Thursday 30 January 2014

REVIEW - MYSTERY ROAD


This might be the worst thing about international filmmaking. The proliferation of one nation's output, and specifically that one nation's most hackneyed tropes, serves as an influence on filmmakers worldwide. Rather than create original, compelling stories and styles unique to themselves and their country, these wannabes try to play with the big boys, and bigger does not always mean better. The narrative material in Mystery Road is not original, not compelling and, eventually, not even important. A native Australian girl is found with her throat slashed in the Outback, and in investigating her death, the native policeman assigned to the case uncovers dark details about the lives of some prominent figures in local society. Ivan Sen doesn't appear interested in following this 'mystery' (it's anything but) to its close, instead trusting all of his protagonist's assumptions and leading the plot to a climactic shootout, of all things. It's as if he thought there was just one too few cliches already in the film, and rectified the situation with a shootout.

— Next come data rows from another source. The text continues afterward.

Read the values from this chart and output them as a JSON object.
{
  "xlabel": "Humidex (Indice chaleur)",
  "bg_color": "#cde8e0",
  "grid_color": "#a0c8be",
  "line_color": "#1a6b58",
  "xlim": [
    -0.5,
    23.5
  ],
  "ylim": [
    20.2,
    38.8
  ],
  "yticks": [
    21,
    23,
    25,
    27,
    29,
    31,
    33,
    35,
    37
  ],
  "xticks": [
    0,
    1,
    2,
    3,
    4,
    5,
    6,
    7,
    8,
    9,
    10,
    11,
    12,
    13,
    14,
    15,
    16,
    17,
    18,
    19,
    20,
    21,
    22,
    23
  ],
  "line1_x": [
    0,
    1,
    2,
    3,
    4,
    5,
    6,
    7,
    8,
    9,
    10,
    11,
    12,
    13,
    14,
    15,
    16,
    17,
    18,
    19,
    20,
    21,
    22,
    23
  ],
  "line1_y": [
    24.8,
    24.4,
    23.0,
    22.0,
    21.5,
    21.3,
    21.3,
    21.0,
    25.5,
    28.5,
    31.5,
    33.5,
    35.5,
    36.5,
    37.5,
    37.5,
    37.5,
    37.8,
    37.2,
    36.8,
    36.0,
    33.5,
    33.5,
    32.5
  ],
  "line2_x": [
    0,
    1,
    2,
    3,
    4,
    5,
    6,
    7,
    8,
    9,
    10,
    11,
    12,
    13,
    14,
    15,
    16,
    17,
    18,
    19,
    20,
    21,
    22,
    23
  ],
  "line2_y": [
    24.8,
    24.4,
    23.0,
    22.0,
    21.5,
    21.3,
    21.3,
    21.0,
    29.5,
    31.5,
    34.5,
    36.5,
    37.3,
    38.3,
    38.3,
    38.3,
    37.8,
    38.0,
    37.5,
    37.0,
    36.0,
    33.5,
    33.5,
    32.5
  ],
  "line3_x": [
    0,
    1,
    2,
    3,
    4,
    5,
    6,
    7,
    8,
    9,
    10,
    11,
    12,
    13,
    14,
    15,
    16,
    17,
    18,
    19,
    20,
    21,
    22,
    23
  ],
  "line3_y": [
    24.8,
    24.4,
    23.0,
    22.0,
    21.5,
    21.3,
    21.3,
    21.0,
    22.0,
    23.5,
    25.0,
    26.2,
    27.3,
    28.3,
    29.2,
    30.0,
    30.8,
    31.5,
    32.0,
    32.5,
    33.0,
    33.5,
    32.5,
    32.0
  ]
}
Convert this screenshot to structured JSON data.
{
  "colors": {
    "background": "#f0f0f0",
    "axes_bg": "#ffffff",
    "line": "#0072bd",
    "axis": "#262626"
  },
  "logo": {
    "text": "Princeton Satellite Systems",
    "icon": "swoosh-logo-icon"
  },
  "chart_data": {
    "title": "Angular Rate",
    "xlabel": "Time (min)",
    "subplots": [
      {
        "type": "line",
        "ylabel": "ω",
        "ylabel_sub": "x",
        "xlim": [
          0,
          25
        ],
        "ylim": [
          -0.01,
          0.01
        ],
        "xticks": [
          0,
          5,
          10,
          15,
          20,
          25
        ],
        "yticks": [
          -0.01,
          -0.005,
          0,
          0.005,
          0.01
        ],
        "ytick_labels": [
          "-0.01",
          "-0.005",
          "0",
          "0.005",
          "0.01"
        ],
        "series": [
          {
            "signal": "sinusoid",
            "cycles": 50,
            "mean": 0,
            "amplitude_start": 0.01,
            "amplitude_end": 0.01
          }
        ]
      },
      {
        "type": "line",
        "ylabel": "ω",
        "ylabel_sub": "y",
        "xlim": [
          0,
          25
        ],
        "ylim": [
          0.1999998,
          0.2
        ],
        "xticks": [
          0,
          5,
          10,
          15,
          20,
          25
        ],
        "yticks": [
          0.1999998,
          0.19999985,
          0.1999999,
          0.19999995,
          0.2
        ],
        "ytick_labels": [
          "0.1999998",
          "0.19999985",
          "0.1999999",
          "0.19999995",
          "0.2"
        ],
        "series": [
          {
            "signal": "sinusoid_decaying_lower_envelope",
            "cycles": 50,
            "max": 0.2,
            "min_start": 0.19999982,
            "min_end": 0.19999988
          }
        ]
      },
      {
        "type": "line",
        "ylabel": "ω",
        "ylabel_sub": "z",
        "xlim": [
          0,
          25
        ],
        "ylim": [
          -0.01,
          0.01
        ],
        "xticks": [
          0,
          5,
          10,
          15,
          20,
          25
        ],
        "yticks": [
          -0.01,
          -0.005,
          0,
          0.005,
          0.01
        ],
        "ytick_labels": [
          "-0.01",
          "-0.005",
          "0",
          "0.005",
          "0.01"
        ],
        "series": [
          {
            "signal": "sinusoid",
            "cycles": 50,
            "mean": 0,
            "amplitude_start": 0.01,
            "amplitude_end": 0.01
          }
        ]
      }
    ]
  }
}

I would have recommended that this policeman be a week from retirement too, and that he begins an affair with someone connected to the girl's death, but then that wouldn't have left very much time for lots of gruff stoicism from Aaron Pedersen and blandly picturesque shots of the Aussie landscape. So he keeps that plot simple - so simple, in fact, that he doesn't even avail of subplots or red herrings, staying to the straight and narrow of this thoroughly un-mysterious storyline. Another Australian debut director recently took crime movie conventions and manipulated them into something striking and memorable - David Michod - so it's not impossible. And could I name all the brilliant films set in the Outback?! So that's not impossible either. What's unfortunately very possible, though, is that international filmmakers continue to proliferate this sort of tired rehashing of boring old movies in an attempt to gain our attention.